A propriedade, na sua extensão vertical, estende-se por em cima ou debaixo do solo até onde seja útil e conveniente[10]. As construções e/ou plantações que existem sobre ou debaixo do solo são consideradas autônomas em relação ao solo. O civilista Orlando Gomes (2002, p. 149) adverte que:

Por superfície não deve entender-se a crosta terrestre, ou seja, o solo que está em contato com o início do espaço atmosférico, porém, o que está incorporado ao solo (construções e plantações); é o que emerge do solo: é o sobre solo. (...) A extensão do poder do proprietário sobre o solo não se delimita pela superfície. (...) O poder do proprietário de um bem de raiz seria inútil se recaísse tão-somente em sua superfície. Há de se estender para cima e para baixo a determinada altura e a determinada profundidade. Se quer, por exemplo, edificar, terá de implantar os alicerces da construção do subsolo e erguê-la acima da superfície. Seu direito estende-se, portanto, verticalmente. Um terreno não é apenas ‘um espaço de limites determinados na superfície da terra’, se considerado do ponto de vista do poder que a ordem jurídica reconhece ao seu dono. Daí o princípio segundo o qual a propriedade do solo abrange a do que lhe está superior e inferior.

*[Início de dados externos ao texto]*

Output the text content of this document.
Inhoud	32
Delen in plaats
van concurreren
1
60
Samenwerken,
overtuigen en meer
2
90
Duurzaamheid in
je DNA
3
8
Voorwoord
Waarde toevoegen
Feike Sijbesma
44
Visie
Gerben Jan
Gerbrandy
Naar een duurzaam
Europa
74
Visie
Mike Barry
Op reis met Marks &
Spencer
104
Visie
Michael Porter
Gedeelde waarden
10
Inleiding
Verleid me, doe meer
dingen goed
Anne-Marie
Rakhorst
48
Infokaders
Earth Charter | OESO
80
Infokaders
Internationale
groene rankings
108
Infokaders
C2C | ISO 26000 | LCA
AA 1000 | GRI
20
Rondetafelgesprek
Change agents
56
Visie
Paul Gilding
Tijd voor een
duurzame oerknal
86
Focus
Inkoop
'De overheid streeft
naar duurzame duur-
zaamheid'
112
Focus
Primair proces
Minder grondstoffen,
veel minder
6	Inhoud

Roberto Gonçalves (2012, p. 443) nos auxilia na compreensão da essência do direito de superfície, podendo-se dizer, simplesmente, que esse direito corresponde a uma suspensão do princípio da acessão. O direito de superfície rompe com a tradicional regra de que a propriedade do solo compreende a das acessões que sobre ele se erguerem. É que, constituído este direito, a coisa acedida passará a pertencer à pessoa distinta da do proprietário do solo. Essa noção foi traduzida com precisão por José Teixeira (1993, p. 53) ao asseverar que “a admissão desse direito implica a suspensão, pelo tempo em que ele vigorar, do efeito aquisitivo da acessão”.

Adentrando-se na extinção do direito real em foco, o concessionário será indenizado pelas construções e/ou plantações, desde que haja cláusula contratual nesse sentido, uma vez que as coisas construídas ou plantadas pelo superficiário no terreno do concedente a ele pertencem. Extinta a concessão superficiária, o proprietário passará a ter a propriedade plena sobre o terreno, construção ou plantação, independentemente de indenização, salvo se as partes não tiverem estipulado o contrário.  É o que prevê o artigo 1375 do Código Civil brasileiro, in verbis:  “Extinta a concessão, o proprietário passará a ter propriedade plena sobre o terreno, construção ou plantação, independentemente de indenização, se as partes não houverem estipulado o contrário[11].” Cumpre destacar que o a extinção aqui tratada não decorre de infração de quaisquer cláusulas do instrumento constitutivo. Não é o caso de violação ao pacto, como por exemplo, quando o superficiário atribui ao terreno destinação diversa da que foi objeto da concessão (artigo 1374, Código Civil brasileiro)[12], mas sim de extinção pela ocorrência do termo final[13].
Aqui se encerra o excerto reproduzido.